À la poursuite du chafouin.

XI

L’ESCALADE

Depuis quelques jours Cassagnol ne fait plus que du jardinage. C’est la saison qui le veut, et aussi Colombe qui a pris la direction du ménage et tyrannise le pauvre Antoine.

— Non, non, les petits pois et les haricots réclament de l’eau et des soins, tu vas laisser les Wisigoths et les fées tranquilles, ce fameux trésor, il est joli… Des rats qui ont failli nous dévorer tout vifs, de vraies bêtes féroces qui en avaient des dents pointues ! J’en porte encore les marques et Belleàvoir aussi !

— Comme tu me tracasses pour peu de chose, une nichée de petites souris que j’ai dérangée d’un coup de pioche…

— Des souris qui nous ont assassiné nos petits canards si bien venants ! Et ensuite, hein ? la cave des Wisigoths, les flacons d’Alaric, ceux de derrière les fagots… Tu as bu le vin de la Tête-Noire

— Ne parlons pas de ça, dit vivement Antoine, je ne l’ai pas fait exprès, c’est une petite erreur… Voyons, je ne pouvais pas le reporter, il fallait le faire disparaître pour apaiser ma conscience… Ce qui me console c’est qu’il était très bon, parce que, vois-tu, il aurait pu être mauvais et le péché eût été le même… Et tu y as goûté aussi…

— Il fallait bien, pour effacer plus vite ce mauvais souvenir… Soit, n’en parlons plus, mais occupe-toi des haricots verts.

Le pauvre Cassagnol maugréait, mais Colombe avait raison, pour l’instant le jardinage pressait.
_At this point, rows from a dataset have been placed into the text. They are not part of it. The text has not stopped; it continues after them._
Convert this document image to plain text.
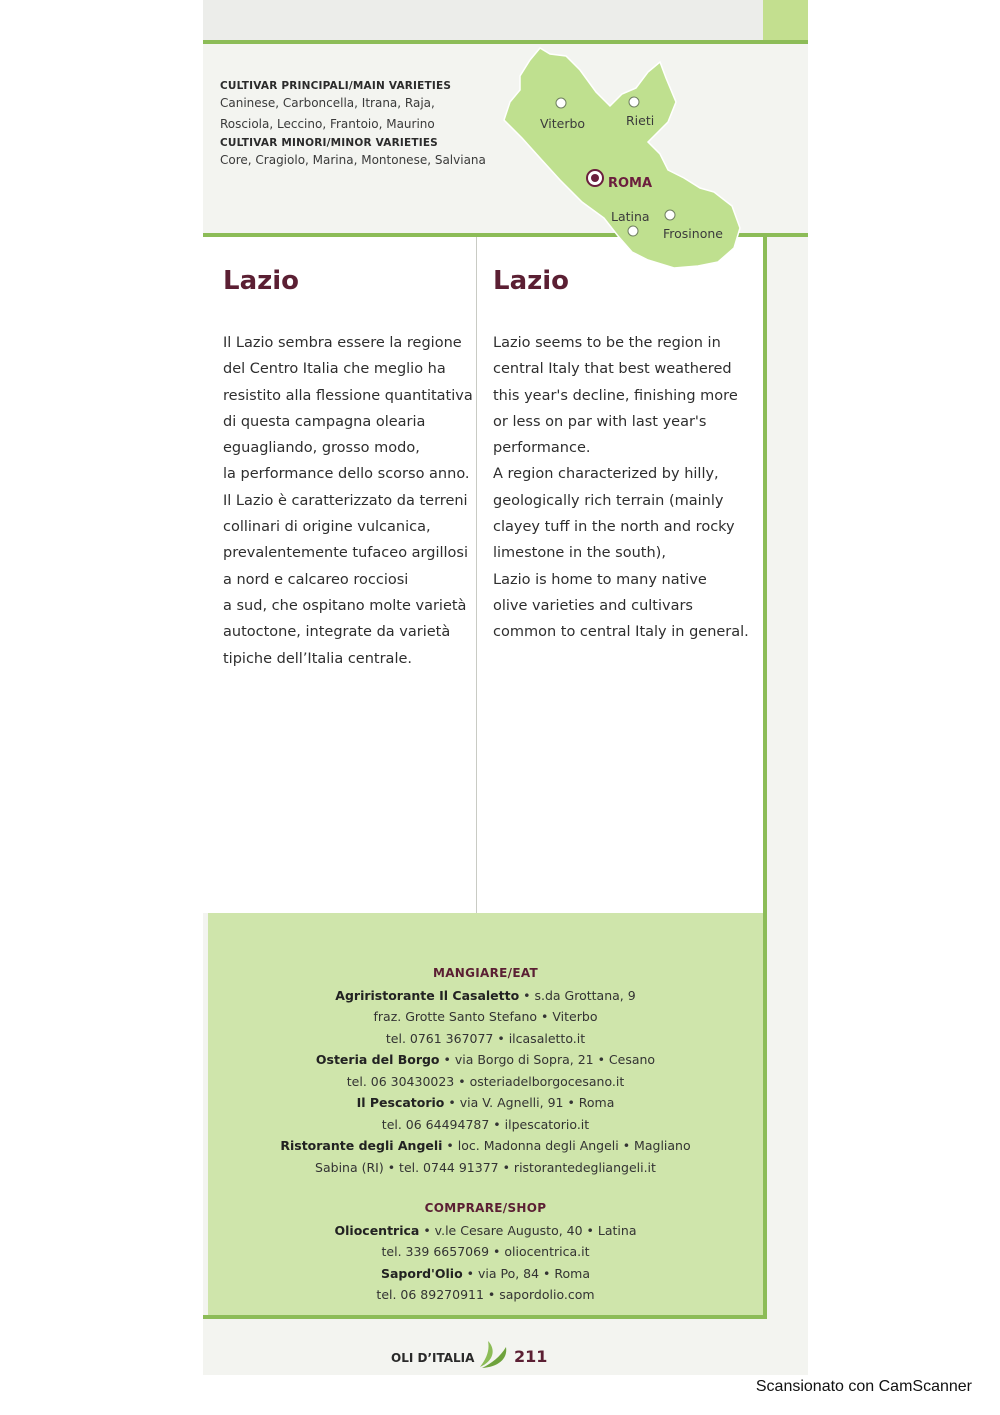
CULTIVAR PRINCIPALI/MAIN VARIETIES
Caninese, Carboncella, Itrana, Raja,
Rosciola, Leccino, Frantoio, Maurino
CULTIVAR MINORI/MINOR VARIETIES
Core, Cragiolo, Marina, Montonese, Salviana
Lazio
Il Lazio sembra essere la regione
del Centro Italia che meglio ha
resistito alla flessione quantitativa
di questa campagna olearia
eguagliando, grosso modo,
la performance dello scorso anno.
Il Lazio è caratterizzato da terreni
collinari di origine vulcanica,
prevalentemente tufaceo argillosi
a nord e calcareo rocciosi
a sud, che ospitano molte varietà
autoctone, integrate da varietà
tipiche dell’Italia centrale.
Lazio
Lazio seems to be the region in
central Italy that best weathered
this year's decline, finishing more
or less on par with last year's
performance.
A region characterized by hilly,
geologically rich terrain (mainly
clayey tuff in the north and rocky
limestone in the south),
Lazio is home to many native
olive varieties and cultivars
common to central Italy in general.
Viterbo	Rieti
ROMA
Latina
Frosinone
MANGIARE/EAT
Agriristorante Il Casaletto • s.da Grottana, 9
fraz. Grotte Santo Stefano • Viterbo
tel. 0761 367077 • ilcasaletto.it
Osteria del Borgo • via Borgo di Sopra, 21 • Cesano
tel. 06 30430023 • osteriadelborgocesano.it
Il Pescatorio • via V. Agnelli, 91 • Roma
tel. 06 64494787 • ilpescatorio.it
Ristorante degli Angeli • loc. Madonna degli Angeli • Magliano
Sabina (RI) • tel. 0744 91377 • ristorantedegliangeli.it
COMPRARE/SHOP
Oliocentrica • v.le Cesare Augusto, 40 • Latina
tel. 339 6657069 • oliocentrica.it
Sapord'Olio • via Po, 84 • Roma
tel. 06 89270911 • sapordolio.com
OLI D’ITALIA 211
Scansionato con CamScanner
Les carrés de légumes donnaient de magnifiques espoirs dans les deux terrains, l’ancien jardin et celui de la tante. Si tout cela venait si bien c’était par le travail de Colombe. Pendant qu’il passait son temps à forer ses galeries, à ramper sous terre à la découverte de l’introuvable trésor, Colombe soignait le jardin avec l’aide des aînés, ou bien elle les emmenait tous avec elle et avec Belleàvoir, à l’ancien terrain encore agrandi d’une parcelle adjacente.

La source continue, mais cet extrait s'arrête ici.